There will be a "new area of healing" for nature when the economy quits growing, with its ever increasing demand for more space, energy and resources. Now wildlife will benefit, but so will outdoor recreation and the vital services nature provides, like climate regulation and water purification. The healing in this encouraging scenario includes less industrial waste. Not only resources, but the capacity of Earth to absorb wastes is also limited. Don't miss the whole story. Read Dietz and Dan O'Neill's Enough Is Enough.
Maybe I worry too much. It's because I was imprinted with rolling green hills between the towns east of San Francisco Bay and quiet beaches at Lake Tahoe. If you were born after 1960, you were imprinted with solid suburbia around San Francisco Bay and crowded beaches at Lake Tahoe. Imprinting is powerful. What you experience in your early youth is what you believe is normal--the way the world should be. Now the pundits say Earth can't support 7 billion people at a decent standard of living, but everyone born now will believe that is what is normal--that is how the world is supposed to be.
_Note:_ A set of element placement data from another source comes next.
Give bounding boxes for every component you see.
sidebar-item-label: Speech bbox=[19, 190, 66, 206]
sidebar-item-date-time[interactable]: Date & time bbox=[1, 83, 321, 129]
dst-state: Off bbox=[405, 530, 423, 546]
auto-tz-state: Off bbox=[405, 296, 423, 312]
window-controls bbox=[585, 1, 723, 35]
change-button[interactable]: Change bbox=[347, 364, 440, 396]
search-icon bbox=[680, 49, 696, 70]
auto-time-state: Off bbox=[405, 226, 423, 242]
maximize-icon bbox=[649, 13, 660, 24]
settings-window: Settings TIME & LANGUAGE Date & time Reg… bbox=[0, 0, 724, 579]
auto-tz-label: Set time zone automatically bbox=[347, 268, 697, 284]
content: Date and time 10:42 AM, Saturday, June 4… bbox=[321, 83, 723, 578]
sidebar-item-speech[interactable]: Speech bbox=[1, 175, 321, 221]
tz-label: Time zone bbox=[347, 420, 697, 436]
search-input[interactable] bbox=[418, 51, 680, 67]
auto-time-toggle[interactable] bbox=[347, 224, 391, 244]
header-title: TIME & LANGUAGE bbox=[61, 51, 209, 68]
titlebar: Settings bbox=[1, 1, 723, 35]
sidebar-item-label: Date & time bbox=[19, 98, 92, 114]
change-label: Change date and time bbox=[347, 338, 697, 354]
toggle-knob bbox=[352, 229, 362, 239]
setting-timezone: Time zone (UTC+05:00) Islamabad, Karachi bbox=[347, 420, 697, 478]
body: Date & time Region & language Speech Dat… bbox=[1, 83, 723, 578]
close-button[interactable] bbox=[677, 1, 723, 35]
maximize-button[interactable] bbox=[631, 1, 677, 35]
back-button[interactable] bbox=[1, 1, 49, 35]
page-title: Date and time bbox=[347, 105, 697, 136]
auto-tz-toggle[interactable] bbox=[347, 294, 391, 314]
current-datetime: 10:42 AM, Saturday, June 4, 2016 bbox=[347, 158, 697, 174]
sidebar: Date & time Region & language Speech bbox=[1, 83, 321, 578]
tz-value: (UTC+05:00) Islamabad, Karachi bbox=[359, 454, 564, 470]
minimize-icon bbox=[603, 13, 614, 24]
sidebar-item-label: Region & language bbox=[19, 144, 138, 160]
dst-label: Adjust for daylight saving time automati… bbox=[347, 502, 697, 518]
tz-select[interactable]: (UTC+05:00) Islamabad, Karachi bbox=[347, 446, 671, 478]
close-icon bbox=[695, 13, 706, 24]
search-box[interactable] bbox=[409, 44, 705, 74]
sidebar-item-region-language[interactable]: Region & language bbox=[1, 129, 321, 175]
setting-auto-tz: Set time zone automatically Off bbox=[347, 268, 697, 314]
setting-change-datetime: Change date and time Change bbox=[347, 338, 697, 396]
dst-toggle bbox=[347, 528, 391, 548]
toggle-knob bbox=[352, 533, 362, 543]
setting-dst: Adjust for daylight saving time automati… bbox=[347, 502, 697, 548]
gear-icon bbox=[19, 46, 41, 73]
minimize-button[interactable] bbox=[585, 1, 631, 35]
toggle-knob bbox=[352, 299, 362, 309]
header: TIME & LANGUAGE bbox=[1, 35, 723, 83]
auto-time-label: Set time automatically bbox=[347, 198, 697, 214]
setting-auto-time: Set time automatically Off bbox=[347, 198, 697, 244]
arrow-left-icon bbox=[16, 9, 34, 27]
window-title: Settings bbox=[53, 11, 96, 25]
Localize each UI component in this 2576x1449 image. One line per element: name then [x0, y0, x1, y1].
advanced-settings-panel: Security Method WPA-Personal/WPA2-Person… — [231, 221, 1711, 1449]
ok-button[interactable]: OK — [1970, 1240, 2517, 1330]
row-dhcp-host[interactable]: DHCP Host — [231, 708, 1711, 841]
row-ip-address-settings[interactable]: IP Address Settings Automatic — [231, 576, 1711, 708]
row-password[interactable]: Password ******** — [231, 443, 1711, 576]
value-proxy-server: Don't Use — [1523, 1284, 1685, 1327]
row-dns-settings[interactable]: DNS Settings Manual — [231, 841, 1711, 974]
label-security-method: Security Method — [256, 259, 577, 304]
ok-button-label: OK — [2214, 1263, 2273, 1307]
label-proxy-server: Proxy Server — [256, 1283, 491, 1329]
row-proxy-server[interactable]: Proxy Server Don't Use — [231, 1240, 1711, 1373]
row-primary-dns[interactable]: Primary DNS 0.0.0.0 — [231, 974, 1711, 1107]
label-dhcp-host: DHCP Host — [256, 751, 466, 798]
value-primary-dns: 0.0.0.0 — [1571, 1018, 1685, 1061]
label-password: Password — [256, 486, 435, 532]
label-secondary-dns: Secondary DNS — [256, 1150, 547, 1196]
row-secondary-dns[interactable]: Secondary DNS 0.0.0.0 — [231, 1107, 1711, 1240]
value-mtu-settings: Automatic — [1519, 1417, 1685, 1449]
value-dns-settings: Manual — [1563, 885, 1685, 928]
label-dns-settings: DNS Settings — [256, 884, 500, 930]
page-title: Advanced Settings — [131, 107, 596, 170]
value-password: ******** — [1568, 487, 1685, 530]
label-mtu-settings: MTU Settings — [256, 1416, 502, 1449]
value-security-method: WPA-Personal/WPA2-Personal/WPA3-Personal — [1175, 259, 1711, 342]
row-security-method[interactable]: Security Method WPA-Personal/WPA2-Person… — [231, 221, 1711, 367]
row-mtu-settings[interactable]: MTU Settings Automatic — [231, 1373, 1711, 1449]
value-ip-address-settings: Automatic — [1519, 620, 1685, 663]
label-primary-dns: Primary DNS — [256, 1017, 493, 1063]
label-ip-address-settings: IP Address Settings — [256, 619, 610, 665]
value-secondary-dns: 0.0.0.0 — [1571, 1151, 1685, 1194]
They're imprinted with "Too many is okay." What can we do? Too many people are hungry.
We are cutting down too many trees too fast, paving over too much arable land, polluting too much water--but you know all that. If you don't, here are a few books to read: Anasazi America by David E. Stuart,
For the Common Good by Herman Daly and John Cobb,
Plan B by Lester Brown, and
Hot, Flat and Crowded by Thomas Friedman.
The analogy of the Hen House is obvious. Too many birds in the house or pen make for too much waste, crowding on the roosts, and nest stealing. It doesn't take too many hens to trample a small pen into hardpan, where nothing grows. Domestic birds of all kinds play pecking-order games, which are not fun for the lower hens on the totem pole.